Michelle Lazar & Cricket

Michelle was in her sophomore year at IU in the fall of 2011 studying neurological rehabilitation when she suddenly collapsed at her internship at Bloomington Hospital. Doctors discovered an arteriovenus malformation, (AVM) or a tangle of blood vessels within the brain that diverts blood supply from the brain tissue directly to the veins. Michelle suffered a stoke and missed the spring semester. “I was in the hospital for six months,” she said, “and I had to have my mom do everything for me, which was really annoying. I knew I wanted to get back to IU and we didn’t even know if that was going to be possible, but I knew I had to try. I knew I had to push myself, so, my doctors recommended getting a service dog.”

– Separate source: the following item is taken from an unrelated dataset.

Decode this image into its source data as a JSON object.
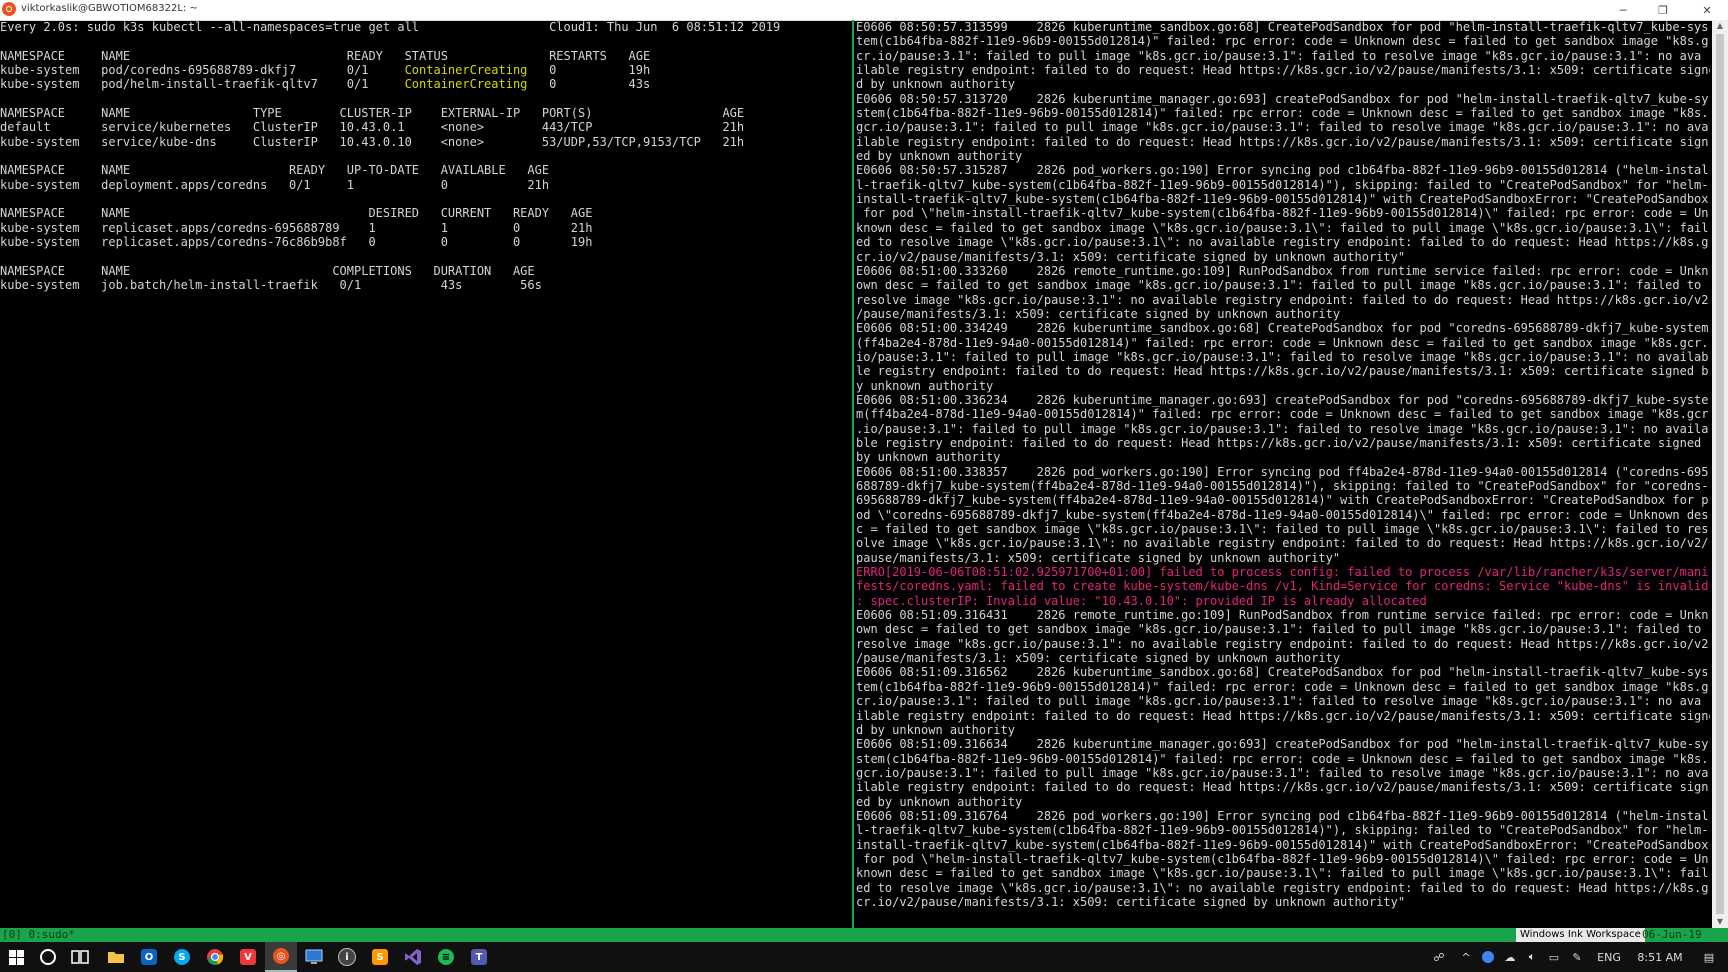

Michelle’s next-door neighbor’s cousins train service dogs for people with mobility issues. Lazar applied to My Angel With Paws and later flew to Deland, Florida to meet Cricket, a golden retriever specifically trained for walking assistance and to provide stability for Michelle on stairs. She and Cricket were matched in May of 2012 and went through a two-week training camp together at the facility and then went back to IU in August.

“My experience at IU was really great. Cricket made it easier for me to be social because people would see her and then automatically start talking to me.”

Michelle’s, who, before she was initially matched with Cricket was using a cane to get around said, “I didn’t have that many friends at IU from the summer and there would be fire alarms in the middle of the night at Smallwood and I would have to get myself out and down those stairs all by myself.” But she says once Cricket came into her life things became “so much easier. She gave me back my independence by helping me to get back to Indiana. Cricket never leaves my side. She makes me feel safe. I know I’m not alone anymore.”